Another important indication by one who has full right to speak for Marx is contained in Fr. Engels’ views regarding the State. After the proletariat have seized political power and transformed the means of production into State property, the State will cease to exist. In the old societies the State was an organisation of the exploiting class for the maintenance of the conditions of exploitation that suited it. Officially the representatives of the whole society, the exploiting class only represented itself. But when the State at last becomes the real representative of the whole society it renders itself superfluous. In a society which contains no subject class, from which class rule and the anarchy of production and the collisions and excesses of the struggle for individual existence have been removed, there is nothing to repress, and no need for a repressing force like the State. The first act wherein the State really appears as representative of the entire society—the appropriation of the means of production in the name of society—is also its last independent act as State. In place of the government over persons, there will be an administration of things and the control of productive processes. The State is not abolished; it dies away.[[6]]

In effect, these two indications of opinion point to a condition of society which is not fundamentally different from that contemplated by the anarchist school. Both look forward to a period when men will live in free associations, and when the administration of social affairs will be conducted without the exercise of compulsion.

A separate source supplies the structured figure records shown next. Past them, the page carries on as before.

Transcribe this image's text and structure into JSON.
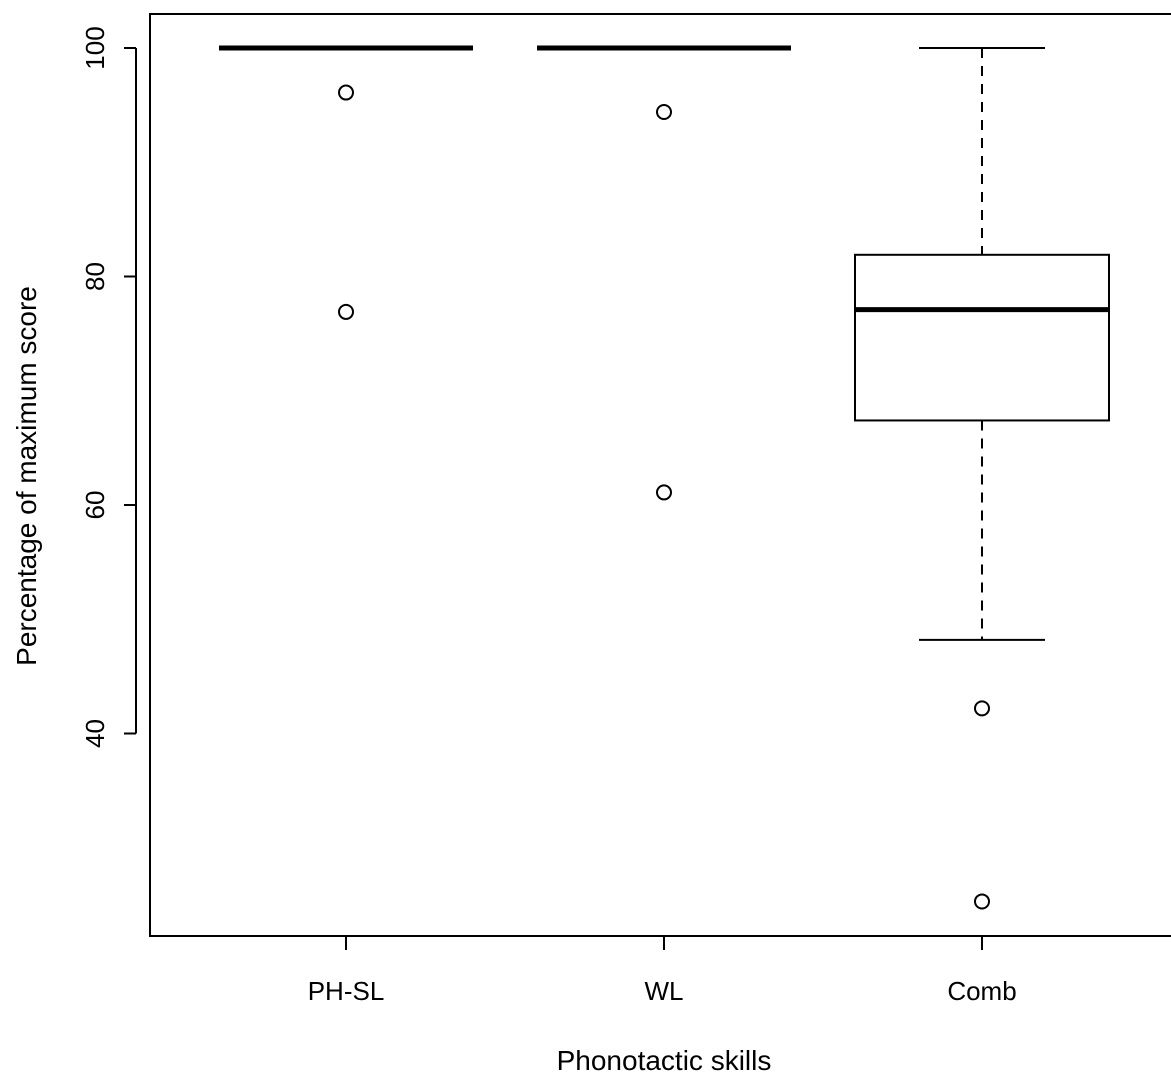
{
  "chart_data": {
    "type": "boxplot",
    "title": "",
    "xlabel": "Phonotactic skills",
    "ylabel": "Percentage of maximum score",
    "ylim": [
      22,
      103
    ],
    "yticks": [
      40,
      60,
      80,
      100
    ],
    "ytick_labels": [
      "40",
      "60",
      "80",
      "100"
    ],
    "grid": false,
    "categories": [
      "PH-SL",
      "WL",
      "Comb"
    ],
    "boxes": [
      {
        "category": "PH-SL",
        "whisker_low": 100,
        "q1": 100,
        "median": 100,
        "q3": 100,
        "whisker_high": 100,
        "outliers": [
          96.1,
          76.9
        ]
      },
      {
        "category": "WL",
        "whisker_low": 100,
        "q1": 100,
        "median": 100,
        "q3": 100,
        "whisker_high": 100,
        "outliers": [
          94.4,
          61.1
        ]
      },
      {
        "category": "Comb",
        "whisker_low": 48.2,
        "q1": 67.4,
        "median": 77.1,
        "q3": 81.9,
        "whisker_high": 100,
        "outliers": [
          42.2,
          25.3
        ]
      }
    ],
    "colors": {
      "stroke": "#000000",
      "background": "#ffffff"
    }
  }
}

It will have been seen that what Marx and his school contemplate is an economic revolution brought about in accordance with the natural laws of historic evolution. But in order to understand the full import of this revolution in the mind of Marx, we must remember that he regards the economic order of society as the groundwork of the same, determining all the other forms of social order. The entire legal and political structure, as well as philosophy and religion, are constituted and controlled in accordance with the economic basis. This is in harmony with his method and his conception of the world, which is the Hegelian reversed: ‘For Hegel the thought process, which he transforms into an independent subject under the name idea, is the creator of the real, which forms only its external manifestation. With me, on the contrary, the ideal is nothing else than the material transformed and translated in the human brain.’ His conception of the world is a frank and avowed materialism.

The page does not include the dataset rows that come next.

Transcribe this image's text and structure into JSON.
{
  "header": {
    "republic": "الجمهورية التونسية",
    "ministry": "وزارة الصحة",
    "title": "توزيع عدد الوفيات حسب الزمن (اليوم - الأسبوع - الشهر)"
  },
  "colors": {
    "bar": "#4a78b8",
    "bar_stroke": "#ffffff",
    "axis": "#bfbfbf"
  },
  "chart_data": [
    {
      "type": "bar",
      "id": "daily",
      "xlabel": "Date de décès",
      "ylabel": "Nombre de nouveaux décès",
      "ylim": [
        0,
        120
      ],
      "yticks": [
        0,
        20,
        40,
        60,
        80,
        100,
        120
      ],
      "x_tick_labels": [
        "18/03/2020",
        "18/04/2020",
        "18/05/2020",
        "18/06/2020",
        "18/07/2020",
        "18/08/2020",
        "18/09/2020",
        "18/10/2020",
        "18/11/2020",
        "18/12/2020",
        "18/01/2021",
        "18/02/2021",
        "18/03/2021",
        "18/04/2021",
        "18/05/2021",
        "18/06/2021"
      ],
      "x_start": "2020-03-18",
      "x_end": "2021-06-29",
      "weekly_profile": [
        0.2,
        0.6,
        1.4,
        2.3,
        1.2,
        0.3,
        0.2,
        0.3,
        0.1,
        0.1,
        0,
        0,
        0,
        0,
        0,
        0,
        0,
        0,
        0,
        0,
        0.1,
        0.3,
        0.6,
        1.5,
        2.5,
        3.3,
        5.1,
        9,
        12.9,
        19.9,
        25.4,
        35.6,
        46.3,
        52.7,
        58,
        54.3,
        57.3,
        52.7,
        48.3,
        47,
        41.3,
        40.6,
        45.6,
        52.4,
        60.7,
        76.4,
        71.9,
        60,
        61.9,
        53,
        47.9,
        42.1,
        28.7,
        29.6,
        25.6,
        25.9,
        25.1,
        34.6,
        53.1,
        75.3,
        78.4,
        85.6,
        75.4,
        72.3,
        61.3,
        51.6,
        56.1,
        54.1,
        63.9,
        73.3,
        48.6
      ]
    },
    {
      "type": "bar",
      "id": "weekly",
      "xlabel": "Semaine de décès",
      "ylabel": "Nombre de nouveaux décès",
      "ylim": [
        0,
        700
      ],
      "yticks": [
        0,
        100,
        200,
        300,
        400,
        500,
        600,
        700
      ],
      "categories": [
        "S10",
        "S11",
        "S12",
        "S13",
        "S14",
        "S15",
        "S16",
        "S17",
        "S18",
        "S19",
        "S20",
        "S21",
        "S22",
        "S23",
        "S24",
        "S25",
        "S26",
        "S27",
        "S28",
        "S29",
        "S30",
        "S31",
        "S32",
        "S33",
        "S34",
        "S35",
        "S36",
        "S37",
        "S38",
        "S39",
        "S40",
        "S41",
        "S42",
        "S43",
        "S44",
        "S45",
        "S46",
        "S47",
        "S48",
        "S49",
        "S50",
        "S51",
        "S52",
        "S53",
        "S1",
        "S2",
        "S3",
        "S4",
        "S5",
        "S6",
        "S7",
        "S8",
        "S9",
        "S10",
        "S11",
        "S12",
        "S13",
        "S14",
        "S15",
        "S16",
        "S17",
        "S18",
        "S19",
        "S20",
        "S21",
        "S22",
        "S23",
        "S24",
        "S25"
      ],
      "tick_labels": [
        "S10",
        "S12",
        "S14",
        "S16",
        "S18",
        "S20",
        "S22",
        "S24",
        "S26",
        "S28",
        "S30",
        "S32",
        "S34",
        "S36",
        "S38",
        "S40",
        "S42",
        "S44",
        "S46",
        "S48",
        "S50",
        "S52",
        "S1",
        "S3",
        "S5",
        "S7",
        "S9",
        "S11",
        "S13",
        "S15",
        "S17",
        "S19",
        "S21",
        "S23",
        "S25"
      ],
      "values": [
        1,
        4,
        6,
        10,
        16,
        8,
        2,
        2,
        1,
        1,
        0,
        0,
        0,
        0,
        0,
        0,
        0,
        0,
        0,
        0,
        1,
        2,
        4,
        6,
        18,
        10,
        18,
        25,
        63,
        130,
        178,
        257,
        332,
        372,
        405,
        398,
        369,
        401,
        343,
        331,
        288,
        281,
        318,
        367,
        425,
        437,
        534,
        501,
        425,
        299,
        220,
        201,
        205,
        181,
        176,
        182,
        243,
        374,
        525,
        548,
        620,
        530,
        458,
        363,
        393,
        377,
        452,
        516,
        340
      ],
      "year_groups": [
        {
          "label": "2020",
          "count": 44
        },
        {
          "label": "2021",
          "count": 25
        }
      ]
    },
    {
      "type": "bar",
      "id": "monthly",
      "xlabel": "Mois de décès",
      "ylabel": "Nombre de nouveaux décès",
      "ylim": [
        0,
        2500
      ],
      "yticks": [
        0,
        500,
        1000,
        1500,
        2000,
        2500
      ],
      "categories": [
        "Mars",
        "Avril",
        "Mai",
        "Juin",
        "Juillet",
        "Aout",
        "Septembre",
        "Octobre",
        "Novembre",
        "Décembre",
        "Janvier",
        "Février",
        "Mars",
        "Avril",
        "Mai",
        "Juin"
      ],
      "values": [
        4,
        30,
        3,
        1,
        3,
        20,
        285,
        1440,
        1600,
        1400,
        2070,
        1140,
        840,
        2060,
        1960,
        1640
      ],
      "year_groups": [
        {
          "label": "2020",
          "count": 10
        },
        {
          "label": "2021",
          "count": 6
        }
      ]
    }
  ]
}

And to a world thus understood he applies the dialectic method of investigation. Dialectic is a word current in the Hegelian and other philosophies. It sounds rather out of place in a materialistic view of the world. In the system of Marx it means that the business of inquiry is to trace the connection and concatenation in the links that make up the process of historic evolution, to investigate how one stage succeeds another in the development of society, the facts and forms of human life and history not being stable and stereotyped things, but the ever-changing manifestations of the fluent and unresting real, the course of which it is the duty of science to reveal. Both Marx and Fr. Engels, moreover, are fond of expressing the development of capitalism in the language of the well-known Hegelian threefold process—thesis, antithesis, and synthesis. Private property resting on a man’s own labour of the former times is the thesis. The property resting on other men’s labour of the capitalistic era is the negation of this individual property. The expropriation of the capitalists by the proletariat is the negation of the negation, or synthesis. But how far this use of the Hegelian terms is merely a form of literary expression, or how far it is a survival in Marx of a real belief in Hegelianism, it is not easy to determine.[[7]]

The whole position of the Marx school may be characterised as evolutionary and revolutionary socialism, based on a materialistic conception of the world and of human history. Socialism is a social revolution determined by the laws of historic evolution—a revolution which, changing the economic groundwork of society, will change the whole structure.

It may now be convenient to sum up the socialism of the Marx school under the following heads:—

(1) Materialistic conception of the world and of history.

(2) Dialectic method of investigation.

(3) The economic order is the basis of all social order; the entire legal and political structures of society, religion, and philosophy are to be explained in accordance with the economic basis.

(4) The historic evolution of capitalism; how, from the fifteenth century onwards, the capitalist class was developed, and how a corresponding proletariat was created.